Australian Built Typewriters

The Industry That Never Was

 

By Robert Messenger

 

Have typewriters ever been made in Australia? Was there at one time a typewriter industry in this country?

These questions vex typewriter enthusiasts today, because the clues they are offered often suggest that the portable typewriters they own were made in Australia.

Well, in the case of those wonderful little Remington portables sold here in the mid to late 1930s, the answer is both “Yes” and “No”. “Yes” if one accepts assembled means “built”, but “No” is one believes “built” has the same meaning as “made”.

These gorgeous old Remingtons can be found with a decal stating “Australian-Built” across the front.

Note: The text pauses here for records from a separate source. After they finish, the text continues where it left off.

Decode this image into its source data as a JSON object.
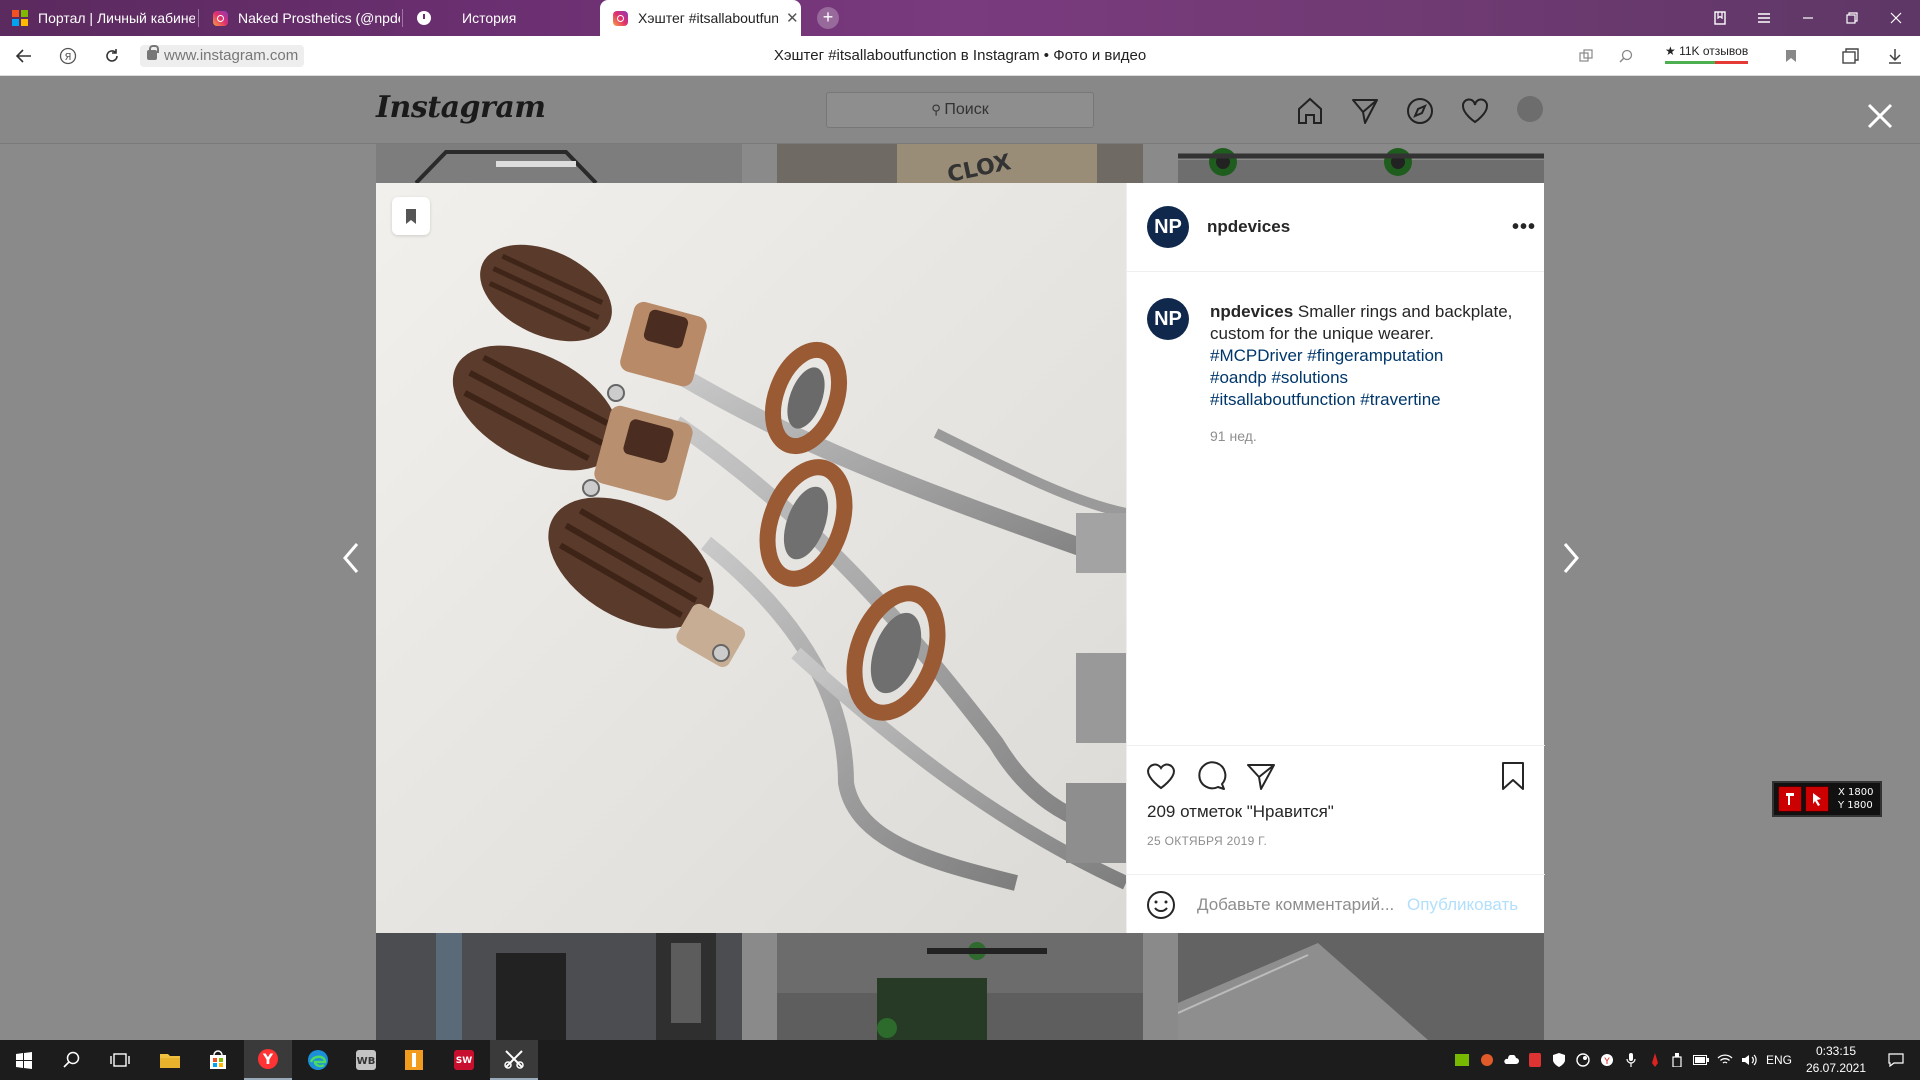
{
  "browser": {
    "tabs": [
      {
        "title": "Портал | Личный кабинет",
        "icon": "windows-logo-icon"
      },
      {
        "title": "Naked Prosthetics (@npde",
        "icon": "instagram-icon"
      },
      {
        "title": "История",
        "icon": "history-icon"
      },
      {
        "title": "Хэштег #itsallaboutfunc",
        "icon": "instagram-icon",
        "active": true
      }
    ],
    "url": "www.instagram.com",
    "page_title": "Хэштег #itsallaboutfunction в Instagram • Фото и видео",
    "reviews_badge": "★ 11K отзывов"
  },
  "instagram": {
    "logo": "Instagram",
    "search_placeholder": "Поиск"
  },
  "post": {
    "username": "npdevices",
    "avatar_initials": "NP",
    "caption_user": "npdevices",
    "caption_text": "Smaller rings and backplate, custom for the unique wearer.",
    "hashtags": [
      "#MCPDriver",
      "#fingeramputation",
      "#oandp",
      "#solutions",
      "#itsallaboutfunction",
      "#travertine"
    ],
    "age": "91 нед.",
    "likes": "209 отметок \"Нравится\"",
    "date": "25 ОКТЯБРЯ 2019 Г.",
    "comment_placeholder": "Добавьте комментарий...",
    "publish_label": "Опубликовать"
  },
  "overlay": {
    "x_label": "X 1800",
    "y_label": "Y 1800"
  },
  "taskbar": {
    "lang": "ENG",
    "time": "0:33:15",
    "date": "26.07.2021"
  },
  "colors": {
    "tab_bar": "#6a2f70",
    "link": "#00376b",
    "avatar": "#10284c",
    "publish": "#b2dffc"
  }
}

It was a classic case of the distribution company, Chartres, playing with semantics. The typewriters it sold were assembled in Sydney from parts made in the United States. Strictly speaking, the line should have been “Australian-Assembled”, rather than “Australian-Built”. The word “built” suggested the machines were actually made here, which was not entirely accurate.

This subtle subterfuge was made necessary by an Australian Government decision, announced on May 22, 1936, to reduce the importation of American-made typewriters into this country by 75 per cent. The ban was applied in an effort to correct Australia's adverse trade balance with foreign countries. There was a concession, however, where employment in Australia was involved, so portable typewriter parts were not effected by the restrictions.

The outbreak of World War II resulted in a total ban of non-essential items, which included typewriters, and not even parts could be shipped in. So this production of so-called “Australian-Built” portables was short-lived, and examples so labelled are keenly sought by collectors today. New, fully-assembled US typewriters did not start to arrive in Australia again until the early 1950s.

In a later era, Japanese-made Nakajima portables were sold in Australia with a metal sticker which suggested they were made by CFM (Currie Furniture Manufacturing) in Sunshine, Victoria. These were sold under a range of model names, but they had all arrived in Australia fully assembled. The same applied to Pinnock Craftamatics, which were imported by a company which had, in the late 1950s and early 60s, built sewing machines in South Australia.

So Australia did once have a sewing machine industry, but never a typewriter industry.